Kahr spojrzał tylko kątem oka na T'kula i jego osobliwe usta wykrzywiły mu się w lekkim uśmiechu.
- Ha, staruszek wie co trzeba. Nadmiar ćwiczeń też szkodzi, chodzi o umiar.
Tymczasem płytka ostrożnie wleciała w głąb terminala i usadowiła się w odpowiednim miejscu, przymocowana do reszty przez Moc. Proces ten był podobny do tego używanego w czasie budowy miecza świetlnego.
Offline
T'kul w milcseniu skinął potakująco głową na słowa starca.
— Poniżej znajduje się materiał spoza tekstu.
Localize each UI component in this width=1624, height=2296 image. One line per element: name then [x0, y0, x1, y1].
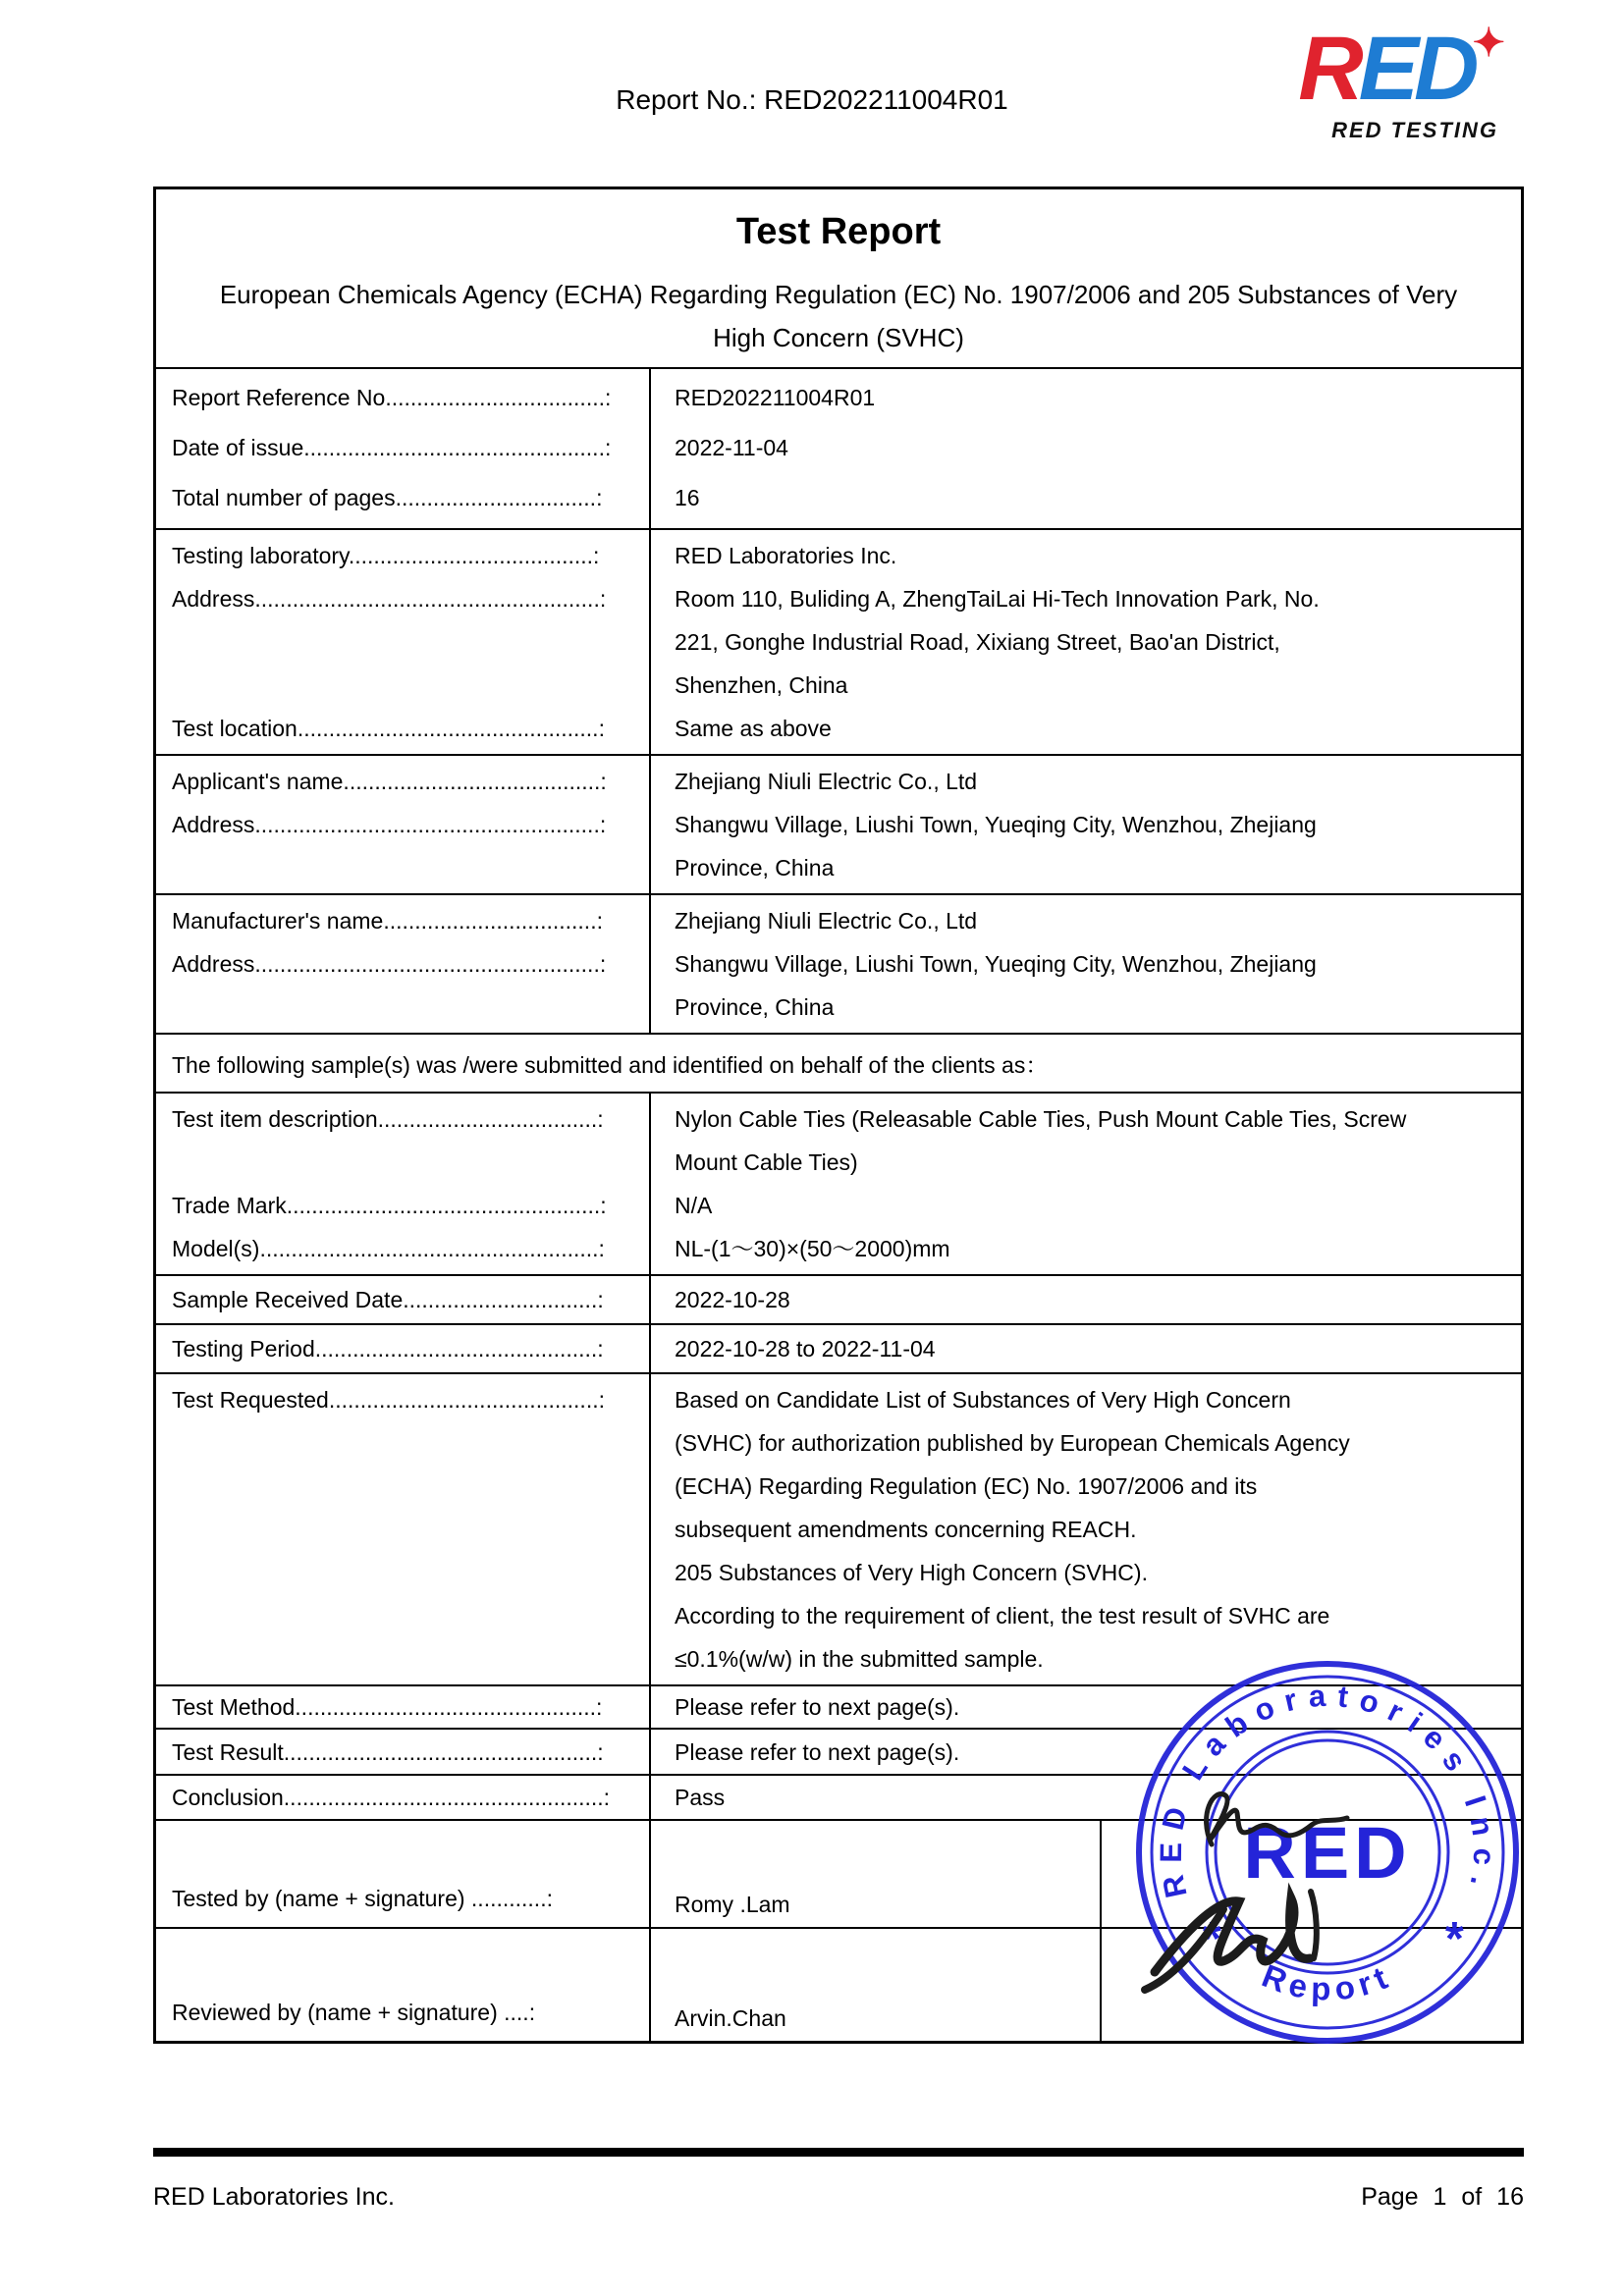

- To samo wciąż uparcie powtarza Yoda. Jak zepsuty hologram.
Jedi nie oczekiwał przeprosin Stary cap zapewne nie zamierzał przepraszać a i jemu nie specjalnie na tym zależało.
- Teraz gadasz jak moja nieżyjąca już mentorka. Czy wy, starsi nie macie nic lepszego do roboty niż ciągle narzekać jak stare panny?
Spytał z nieskrywaną ironią w głosie. Pomimo różnicy wiekowej i światopoglądowej zaczął się przekonywać do starca.
- Nie no, teraz znów gadasz jak Yoda. Tylko patrzeć jak się skurczysz i wyrosną ci taakie uszy.
Zaśmiał się i po przyjacielsku przyłożył zaciśniętą pięść do ramienia starca i szturchnął go lekko nie przestając się przy tym pogodnie śmiać.
Offline
- Więc może stary hologram jednak rację ma? W końcu kiedyś też nowy był
Zauważył dosyć przytomnie tary pierdziel, bo sam kiedyś też był młody i rozumiał tą pasję, ten pęd do doskonałości, ale z czasem zmądrzał. Ciągłe trenowanie rzadko prowadzi do czegoś dobrego, bo zazwyczaj zaniedbuje się inne sprawy.
- Ha! Przywilej staruchów, jak będziesz sędziwy to pewnie też będziesz na młodzież narzekać. Ja widzę błędy, których ty nie widzisz... potem ty będziesz widział błędy młodych, których oni nie widzą. Takie błędne koło.
Neti skupiał się na odpowiednim połączeniu układów. Musiał być bardzo dokładny przy tej czynności inaczej cała maszyna w najlepszym przypadku by nie zadziałała. W najgorszym poszłaby z dymem.
- W tych uszach mi nie do twarzy... poza tym może i stary jestem, ale instynkt samozachowawczy nadal mam
Spojrzał na T'kula kątem oka, mierząc go od stóp do głów. Na tą poufałość nie zareagował wrogo, więc miał takie milczące przyzwolenie. Ale lepiej nie testować za bardzo staruszka.
- Podaj tamto pudełko z kryształami z łaski swojej
Poprosił nieco koślawo ale taki to on już był. Konkursu na najsympatyczniejszego Jedi by nie wygrał.